Kaleb Dahlgren doesn’t remember the accident. On Friday, April 6, 2018, he was sitting in his regular seat near the back of the bus as he and his Humboldt Broncos teammates made their way to Nipawin to play game six in their Saskatchewan Junior Hockey League playoff series with the rival Hawks. They never made it to the rink.
As their team bus neared Nipawin it collided with a semi-trailer that had gone through a stop sign at a level crossing in the middle of the prairie wheat belt. The impact of the crash tore the bus apart. Sixteen people were killed. Another 13 were seriously injured, including Dahlgren who suffered several fractures, strains, and a severe traumatic brain injury.
(Kaleb Dahlgren holds a copy of his book “Crossroads.” Photo courtesy of Kaleb Dahlgren)
Dahlgren spoke recently at the Algonquin College Pembroke Campus virtual speaker series about his life and his new book, entitled “Crossroads,” which includes a poignant four-page section that grips the reader because of what isn’t written. The four pages are blank. The only thing that is written is the date- April 7, April 8, April 9 and April 10. It wasn’t until April 11th that Dahlgren awakened from his state of being in post-traumatic amnesia.

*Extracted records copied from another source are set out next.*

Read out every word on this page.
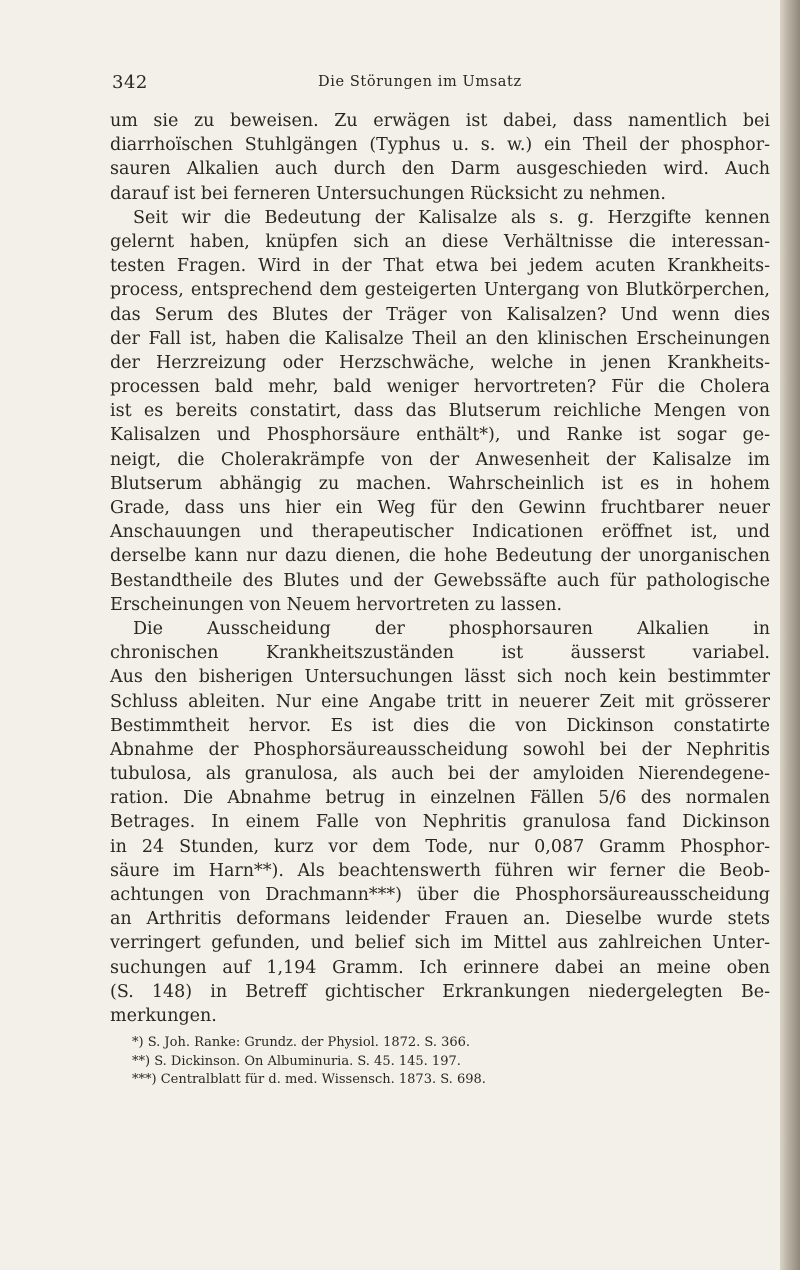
342	Die Störungen im Umsatz
um sie zu beweisen. Zu erwägen ist dabei, dass namentlich bei
diarrhoïschen Stuhlgängen (Typhus u. s. w.) ein Theil der phosphor-
sauren Alkalien auch durch den Darm ausgeschieden wird. Auch
darauf ist bei ferneren Untersuchungen Rücksicht zu nehmen.
Seit wir die Bedeutung der Kalisalze als s. g. Herzgifte kennen
gelernt haben, knüpfen sich an diese Verhältnisse die interessan-
testen Fragen. Wird in der That etwa bei jedem acuten Krankheits-
process, entsprechend dem gesteigerten Untergang von Blutkörperchen,
das Serum des Blutes der Träger von Kalisalzen? Und wenn dies
der Fall ist, haben die Kalisalze Theil an den klinischen Erscheinungen
der Herzreizung oder Herzschwäche, welche in jenen Krankheits-
processen bald mehr, bald weniger hervortreten? Für die Cholera
ist es bereits constatirt, dass das Blutserum reichliche Mengen von
Kalisalzen und Phosphorsäure enthält*), und Ranke ist sogar ge-
neigt, die Cholerakrämpfe von der Anwesenheit der Kalisalze im
Blutserum abhängig zu machen. Wahrscheinlich ist es in hohem
Grade, dass uns hier ein Weg für den Gewinn fruchtbarer neuer
Anschauungen und therapeutischer Indicationen eröffnet ist, und
derselbe kann nur dazu dienen, die hohe Bedeutung der unorganischen
Bestandtheile des Blutes und der Gewebssäfte auch für pathologische
Erscheinungen von Neuem hervortreten zu lassen.
Die Ausscheidung der phosphorsauren Alkalien in
chronischen Krankheitszuständen ist äusserst variabel.
Aus den bisherigen Untersuchungen lässt sich noch kein bestimmter
Schluss ableiten. Nur eine Angabe tritt in neuerer Zeit mit grösserer
Bestimmtheit hervor. Es ist dies die von Dickinson constatirte
Abnahme der Phosphorsäureausscheidung sowohl bei der Nephritis
tubulosa, als granulosa, als auch bei der amyloiden Nierendegene-
ration. Die Abnahme betrug in einzelnen Fällen 5/6 des normalen
Betrages. In einem Falle von Nephritis granulosa fand Dickinson
in 24 Stunden, kurz vor dem Tode, nur 0,087 Gramm Phosphor-
säure im Harn**). Als beachtenswerth führen wir ferner die Beob-
achtungen von Drachmann***) über die Phosphorsäureausscheidung
an Arthritis deformans leidender Frauen an. Dieselbe wurde stets
verringert gefunden, und belief sich im Mittel aus zahlreichen Unter-
suchungen auf 1,194 Gramm. Ich erinnere dabei an meine oben
(S. 148) in Betreff gichtischer Erkrankungen niedergelegten Be-
merkungen.
*) S. Joh. Ranke: Grundz. der Physiol. 1872. S. 366.
**) S. Dickinson. On Albuminuria. S. 45. 145. 197.
***) Centralblatt für d. med. Wissensch. 1873. S. 698.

Dahlgren writes, “I opened my eyes and everything was white. This is a hospital. Something is wrong.”
Dahlgren had no idea why he was in the hospital, but his first thoughts were that he had been badly injured in the game in Nipawin. It wasn’t until he was well enough to speak to his parents and start reading his text messages and social media feeds that he realized the magnitude of the accident he had been involved in.
(Kaleb Dahlgren stands at the intersection where he survived a horrific collision between the Humboldt Broncos team bus and a semi-trailer on April 6, 2018. Photo courtesy of Liam Richards-Electric Umbrella.)
What Dahlgren has accomplished since the accident is nothing short of extraordinary. Only two months after the crash, he was skating again, leaving doctors at a loss to explain how he was able to function given the seriousness of his brain injury. He followed their guidance, using cognitive and physical exercises to strengthen his brain and body, but they still couldn’t comprehend his remarkable recovery.
Dahlgren writes that his family doctor, Doctor Richard Leakos, told his parents, “With Kaleb’s injuries he shouldn’t be able to function like this. It’s a miracle.”
By the fall of 2018, Dahlgren was enrolled at York University where he had previously agreed in February of 2018, just a few weeks before the accident, to a scholarship to study and play hockey. He practiced with the team, but never played in any games. The risk was just too great and so he reluctantly retired from playing. During his time at York, he continued to put in as much effort into his academic studies as he did when he played the game he loved, and now he has a degree under his belt and is studying to become a chiropractor.
But, the young man who has battled type 1 diabetes since he was four years old, wasn’t done. He decided to write a book, a very personal memoir that shares intimate details of how he managed his diabetes to be an elite athlete, how he had requested a trade that eventually brought him to Humboldt and how he recovered, both physically and emotionally from the crash that changed his life.
(A Humboldt Broncos banner hangs in the Pembroke Memorial Centre, memorializing the victims of the bus crash.)
Now, Dahlgren accepts speaking engagements, delivering a positive message to promote human resiliency. He often shares the beautiful tattoo on his left arm that memorializes the victims of the crash. The tattoo features the Broadway bridge in Saskatoon, a favourite place for Dahlgren. There are 13 birds flying in a V formation and 16 stars above the bridge, representing the 29 people who were on the bus that fateful night.
Dahlgren talks openly about the crash. He encourages the tough questions. During the College’s speaker series he addressed whether he had felt any “survivor guilt,” or if he had prepared himself for the potential of someday remembering what happened the night of the accident? He answers honestly but always comes back to a clear message that he will never forget his teammates and his work now is to help others who have experienced trauma or difficult times in their lives.
As the fourth anniversary of the Humboldt Broncos bus crash approaches, Canadians remember where they were when they heard the news of Canada’s worst junior hockey accident. They recall putting their hockey sticks outside their door, the sadness that engulfed the country and the massive fundraising effort to support the victims of the crash.
Kaleb Dahlgren is a bright light, a survivor of a horrific tragedy, who has found a way to build a platform to spread a message of positivity to anyone who will listen. He misses playing hockey, but he has found his calling. He can speak to audiences around the world in a way few people can. He is a leader. He is an inspiration and he is a Humboldt Broncos survivor. He is #HumboldtStrong.